T cell counts “well below 100” are not at all typical of HIV
positivity. An extract from “Fauci presents new data on structured
intermittent therapy at XIIIth World AIDS Conference in Durban,
South Africa”:

“Among five patients receiving HAART on a seven-day-on, seven-
day-off schedule, small blips of rebounding virus were observed
when patients came off therapy, but only infrequently and at
levels that have not exceeded several hundred copies. In this
study, patients’ lowest lifetime CD4+ T-cell counts ranged from
262 to 510 cells/mm3 (mean, 350); at study entry, the patients
had CD4+ T-cell counts that ranged from 428 to 1331 (mean, 940).”
http://www.eurekalert.org/releases/nnia-fpn071000.html

The differences between AIDS and ICL have been made clear several times
in the literature, and to say otherwise is either due to ignorance of
the facts or a desire to spread misinformation.

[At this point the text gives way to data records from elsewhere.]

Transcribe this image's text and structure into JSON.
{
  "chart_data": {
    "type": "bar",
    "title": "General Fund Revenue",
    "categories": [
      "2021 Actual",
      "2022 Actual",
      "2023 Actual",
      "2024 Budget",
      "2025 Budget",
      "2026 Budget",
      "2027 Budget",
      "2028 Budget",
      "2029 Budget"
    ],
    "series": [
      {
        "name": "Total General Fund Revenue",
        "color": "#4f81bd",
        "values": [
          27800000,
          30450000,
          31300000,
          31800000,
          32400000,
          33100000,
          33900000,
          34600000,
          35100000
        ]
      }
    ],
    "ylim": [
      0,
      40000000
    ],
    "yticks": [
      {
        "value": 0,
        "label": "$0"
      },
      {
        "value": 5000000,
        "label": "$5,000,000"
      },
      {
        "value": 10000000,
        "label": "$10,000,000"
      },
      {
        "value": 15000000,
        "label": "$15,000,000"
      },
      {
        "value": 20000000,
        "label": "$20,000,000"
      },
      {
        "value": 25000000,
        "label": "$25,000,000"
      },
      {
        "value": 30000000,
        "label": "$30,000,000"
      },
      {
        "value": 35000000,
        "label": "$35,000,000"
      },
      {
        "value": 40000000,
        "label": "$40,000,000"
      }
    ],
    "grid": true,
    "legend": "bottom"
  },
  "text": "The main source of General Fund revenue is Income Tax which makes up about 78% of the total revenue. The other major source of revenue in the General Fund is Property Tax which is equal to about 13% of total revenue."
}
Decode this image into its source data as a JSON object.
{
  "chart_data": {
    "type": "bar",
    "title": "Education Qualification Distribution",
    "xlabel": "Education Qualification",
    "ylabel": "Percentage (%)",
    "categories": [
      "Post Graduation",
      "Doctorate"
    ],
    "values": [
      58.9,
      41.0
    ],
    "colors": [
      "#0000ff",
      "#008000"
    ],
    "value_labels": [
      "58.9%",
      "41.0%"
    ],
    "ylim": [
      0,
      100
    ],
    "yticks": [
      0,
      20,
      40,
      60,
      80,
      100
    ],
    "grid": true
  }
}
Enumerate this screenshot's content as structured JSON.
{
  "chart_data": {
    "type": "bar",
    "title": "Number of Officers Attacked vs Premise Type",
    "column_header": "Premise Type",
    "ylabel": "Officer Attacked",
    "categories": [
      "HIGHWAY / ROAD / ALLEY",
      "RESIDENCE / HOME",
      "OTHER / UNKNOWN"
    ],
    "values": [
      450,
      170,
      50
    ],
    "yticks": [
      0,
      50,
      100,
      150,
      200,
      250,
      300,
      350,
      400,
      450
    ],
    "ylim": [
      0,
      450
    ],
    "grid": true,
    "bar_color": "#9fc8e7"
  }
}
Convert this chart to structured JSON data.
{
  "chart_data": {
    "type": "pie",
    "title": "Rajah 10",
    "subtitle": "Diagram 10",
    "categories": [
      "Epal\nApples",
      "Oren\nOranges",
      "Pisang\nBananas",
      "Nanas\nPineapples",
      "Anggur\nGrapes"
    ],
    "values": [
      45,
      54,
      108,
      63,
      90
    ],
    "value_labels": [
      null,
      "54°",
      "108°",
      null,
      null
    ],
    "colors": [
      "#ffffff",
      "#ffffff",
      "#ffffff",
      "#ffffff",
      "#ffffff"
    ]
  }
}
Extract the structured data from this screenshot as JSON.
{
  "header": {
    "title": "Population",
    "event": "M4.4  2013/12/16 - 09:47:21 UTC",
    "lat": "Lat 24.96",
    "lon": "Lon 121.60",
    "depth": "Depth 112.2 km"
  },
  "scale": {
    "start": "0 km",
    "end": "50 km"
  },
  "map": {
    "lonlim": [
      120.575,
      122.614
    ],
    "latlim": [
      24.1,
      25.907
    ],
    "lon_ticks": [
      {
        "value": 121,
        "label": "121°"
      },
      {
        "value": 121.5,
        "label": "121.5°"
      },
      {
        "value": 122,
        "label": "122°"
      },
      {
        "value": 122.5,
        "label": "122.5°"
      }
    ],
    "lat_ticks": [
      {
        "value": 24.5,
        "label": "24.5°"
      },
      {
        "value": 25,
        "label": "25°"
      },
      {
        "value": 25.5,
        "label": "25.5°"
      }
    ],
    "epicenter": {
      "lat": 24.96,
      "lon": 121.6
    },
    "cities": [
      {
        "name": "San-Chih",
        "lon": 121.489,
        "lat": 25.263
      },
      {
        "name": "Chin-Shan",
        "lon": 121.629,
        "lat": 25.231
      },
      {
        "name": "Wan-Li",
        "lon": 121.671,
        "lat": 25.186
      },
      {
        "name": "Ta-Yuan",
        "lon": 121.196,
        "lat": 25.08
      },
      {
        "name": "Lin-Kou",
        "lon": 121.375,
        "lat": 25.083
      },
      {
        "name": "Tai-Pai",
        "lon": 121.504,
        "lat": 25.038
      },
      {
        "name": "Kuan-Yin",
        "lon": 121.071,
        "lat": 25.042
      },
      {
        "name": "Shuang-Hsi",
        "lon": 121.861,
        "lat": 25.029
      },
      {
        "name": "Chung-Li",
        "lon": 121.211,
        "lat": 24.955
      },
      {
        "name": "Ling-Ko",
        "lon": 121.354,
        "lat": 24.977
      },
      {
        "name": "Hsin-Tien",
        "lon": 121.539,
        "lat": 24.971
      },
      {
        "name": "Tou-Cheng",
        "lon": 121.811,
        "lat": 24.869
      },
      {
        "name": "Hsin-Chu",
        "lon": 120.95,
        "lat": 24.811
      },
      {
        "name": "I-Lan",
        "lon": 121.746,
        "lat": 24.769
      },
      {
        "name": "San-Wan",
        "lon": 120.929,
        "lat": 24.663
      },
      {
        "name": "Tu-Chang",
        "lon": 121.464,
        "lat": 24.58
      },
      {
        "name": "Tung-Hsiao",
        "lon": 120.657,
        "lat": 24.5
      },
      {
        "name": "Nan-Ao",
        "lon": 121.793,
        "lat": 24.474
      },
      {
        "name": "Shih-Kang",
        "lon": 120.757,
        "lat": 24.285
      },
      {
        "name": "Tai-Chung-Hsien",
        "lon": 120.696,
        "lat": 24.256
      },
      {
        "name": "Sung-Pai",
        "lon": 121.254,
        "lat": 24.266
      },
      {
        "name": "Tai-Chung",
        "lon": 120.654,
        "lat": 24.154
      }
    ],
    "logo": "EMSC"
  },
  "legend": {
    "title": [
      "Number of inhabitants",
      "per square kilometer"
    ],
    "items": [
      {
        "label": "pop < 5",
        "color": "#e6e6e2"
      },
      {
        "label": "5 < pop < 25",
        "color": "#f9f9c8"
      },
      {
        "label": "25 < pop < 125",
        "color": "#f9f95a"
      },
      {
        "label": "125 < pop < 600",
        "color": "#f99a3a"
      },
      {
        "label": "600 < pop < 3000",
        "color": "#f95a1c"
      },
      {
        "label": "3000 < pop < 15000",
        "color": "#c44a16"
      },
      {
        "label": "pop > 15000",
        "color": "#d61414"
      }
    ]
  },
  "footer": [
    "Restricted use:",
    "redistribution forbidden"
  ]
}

Even if this were true, it would not change the fact that normal ICL
is diagnosed as AIDS related complex and severe ICL even as AIDS in
the presence of HIV antibodies.

AIDS is far more than simply having disease X in the presence of anti-HIV
antibodies. That definition may exist for surveillance, but you must
acknowledge the vast amount of knowledge linking such a diagnostic basis
with the immunological deficit seen in AIDS.

The only reason that “AIDS is far more than simply having disease X
in the presence of anti-HIV antibodies” is a quasi-theological belief
system leading to the vicious AIDS circle.